After some clearing and engineering time, the project contract was signed in July 2010. For the first ground breaking in August 2010 a priest sanctified the location. In February 2011 the erection of Claudius Peters equipment started. Erection took six months. The first calcined material was produced in September 2011, followed by the plant performance acceptance in October 2011. The official plant opening ceremony was in October 2012.
Plant parameter | Performance data |
Plant capacity | ≥14t/hr |
Product fineness | Residue on 200µm sieve, ≤1% |
Product fineness (9t/hr) | Residue on 100µm sieve, ≤3% |
Total fuel requirement | ≤940kJ/kg |
Total electrical power | ≤25kWh/t (inc. cooling) |
Initial setting time | 6-9min |
Dust emission | ≤10mg/Nm3 |
Table 2: Calcining plant performance data
Conclusion
From project development through engineering, equipment dispatch, erection and commissioning, a close relationship has been kept between GIPS AD and Claudius Peters. This allowed the input of best practice in all stages to provide an innovative calcining facility to the Koshava facility. In addition, the supply of the complete system by Claudius Peters, from raw material handling to packing installation, allowed GIPS AD to minimise its own human resource commitment to the project.

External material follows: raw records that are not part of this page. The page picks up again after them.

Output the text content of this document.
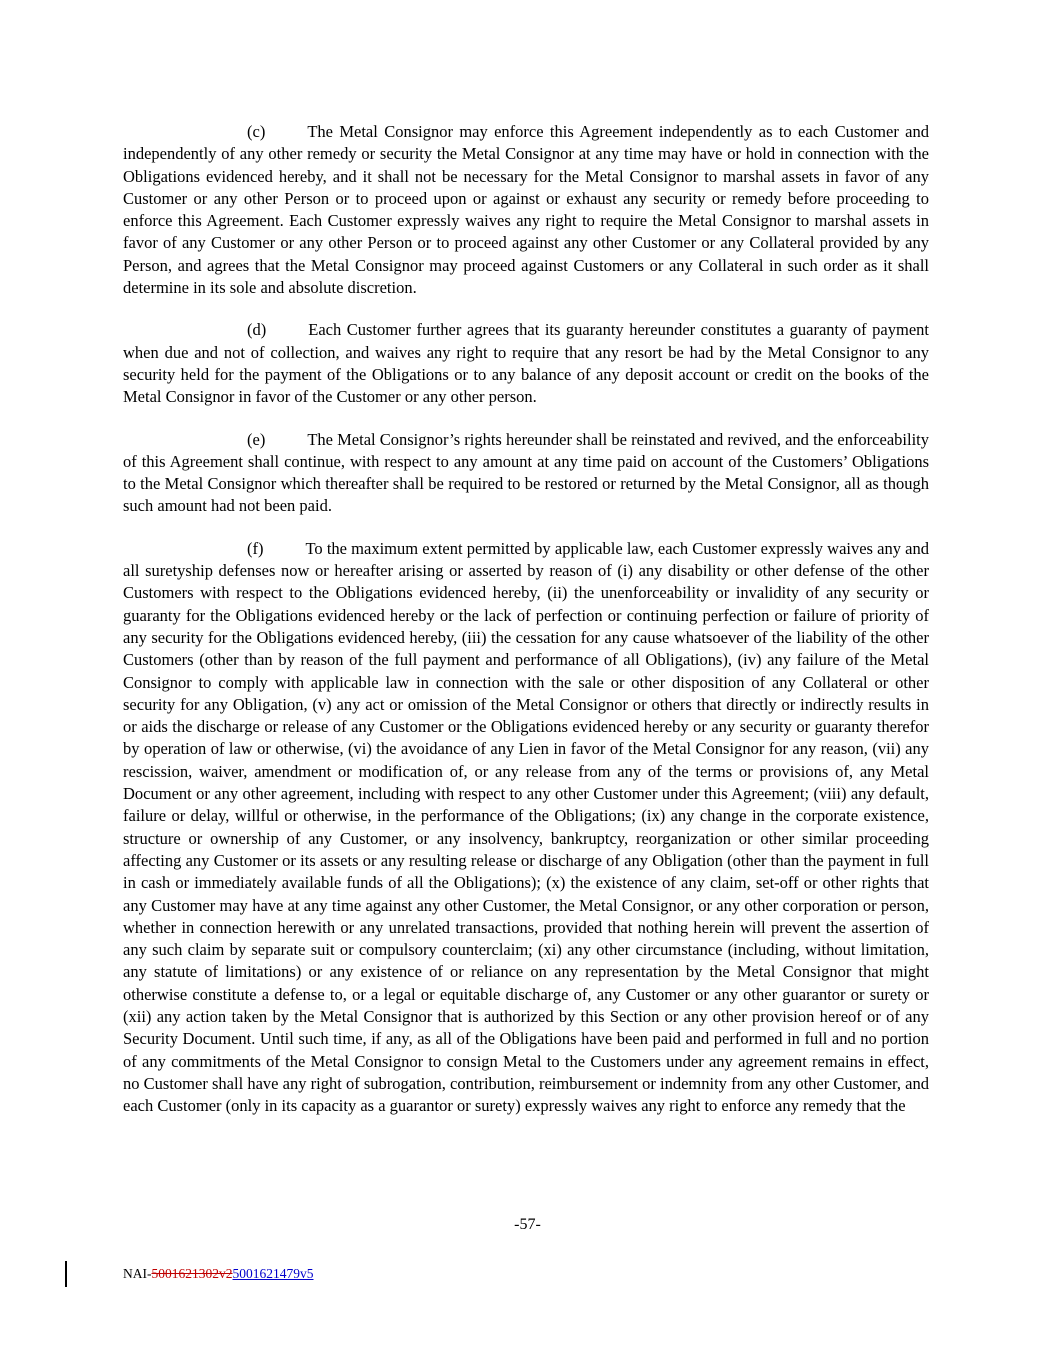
(c)	The Metal Consignor may enforce this Agreement independently as to each Customer and independently of any other remedy or security the Metal Consignor at any time may have or hold in connection with the Obligations evidenced hereby, and it shall not be necessary for the Metal Consignor to marshal assets in favor of any Customer or any other Person or to proceed upon or against or exhaust any security or remedy before proceeding to enforce this Agreement. Each Customer expressly waives any right to require the Metal Consignor to marshal assets in favor of any Customer or any other Person or to proceed against any other Customer or any Collateral provided by any Person, and agrees that the Metal Consignor may proceed against Customers or any Collateral in such order as it shall determine in its sole and absolute discretion.

(d)	Each Customer further agrees that its guaranty hereunder constitutes a guaranty of payment when due and not of collection, and waives any right to require that any resort be had by the Metal Consignor to any security held for the payment of the Obligations or to any balance of any deposit account or credit on the books of the Metal Consignor in favor of the Customer or any other person.

(e)	The Metal Consignor’s rights hereunder shall be reinstated and revived, and the enforceability of this Agreement shall continue, with respect to any amount at any time paid on account of the Customers’ Obligations to the Metal Consignor which thereafter shall be required to be restored or returned by the Metal Consignor, all as though such amount had not been paid.

(f)	To the maximum extent permitted by applicable law, each Customer expressly waives any and all suretyship defenses now or hereafter arising or asserted by reason of (i) any disability or other defense of the other Customers with respect to the Obligations evidenced hereby, (ii) the unenforceability or invalidity of any security or guaranty for the Obligations evidenced hereby or the lack of perfection or continuing perfection or failure of priority of any security for the Obligations evidenced hereby, (iii) the cessation for any cause whatsoever of the liability of the other Customers (other than by reason of the full payment and performance of all Obligations), (iv) any failure of the Metal Consignor to comply with applicable law in connection with the sale or other disposition of any Collateral or other security for any Obligation, (v) any act or omission of the Metal Consignor or others that directly or indirectly results in or aids the discharge or release of any Customer or the Obligations evidenced hereby or any security or guaranty therefor by operation of law or otherwise, (vi) the avoidance of any Lien in favor of the Metal Consignor for any reason, (vii) any rescission, waiver, amendment or modification of, or any release from any of the terms or provisions of, any Metal Document or any other agreement, including with respect to any other Customer under this Agreement; (viii) any default, failure or delay, willful or otherwise, in the performance of the Obligations; (ix) any change in the corporate existence, structure or ownership of any Customer, or any insolvency, bankruptcy, reorganization or other similar proceeding affecting any Customer or its assets or any resulting release or discharge of any Obligation (other than the payment in full in cash or immediately available funds of all the Obligations); (x) the existence of any claim, set-off or other rights that any Customer may have at any time against any other Customer, the Metal Consignor, or any other corporation or person, whether in connection herewith or any unrelated transactions, provided that nothing herein will prevent the assertion of any such claim by separate suit or compulsory counterclaim; (xi) any other circumstance (including, without limitation, any statute of limitations) or any existence of or reliance on any representation by the Metal Consignor that might otherwise constitute a defense to, or a legal or equitable discharge of, any Customer or any other guarantor or surety or (xii) any action taken by the Metal Consignor that is authorized by this Section or any other provision hereof or of any Security Document. Until such time, if any, as all of the Obligations have been paid and performed in full and no portion of any commitments of the Metal Consignor to consign Metal to the Customers under any agreement remains in effect, no Customer shall have any right of subrogation, contribution, reimbursement or indemnity from any other Customer, and each Customer (only in its capacity as a guarantor or surety) expressly waives any right to enforce any remedy that the

-57-
NAI-5001621302v25001621479v5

The fully-automated system requires only a few operators and provides consistent product quality for the downstream processes. This results in efficient production of high-quality plaster with excellent characteristics. This is the basis of GIPS AD's successful and environmentally-friendly operation that can flexibly supply the preferred product at low prices in a competitive market.
Disclaimer
This project is financed by European Union and therefore any publication shall contain the following statement: "This document was created with the financial support of the Operational Programme for Development of the Competitiveness of Bulgarian Economy, co-financed by the European Union through the European Regional Development Fund. GIPS AD is solely responsible for the contents of the document and it can in no case be considered to be the opinion of the European Union and the Contracting Authority."
References
1. Wetegrove, H. 'The Claudius Peters Homogenizer: Cost cutting plaster production technology,' within 'Global Gypsum Magazine - November/December 2009,' December 2009, 24-26.
2. Hilgraf, P. 'Quality improvement of β-plasters,' within 'Zement Kalk Gips,' 65. Volume (2011) No 6, 38-50.
3. Lübbert, B. 'Packing Machines for Gypsum,' presentation at '11th Global Gypsum Conference, & Exhibition,' 17-18 October 2011, Las Vegas, USA.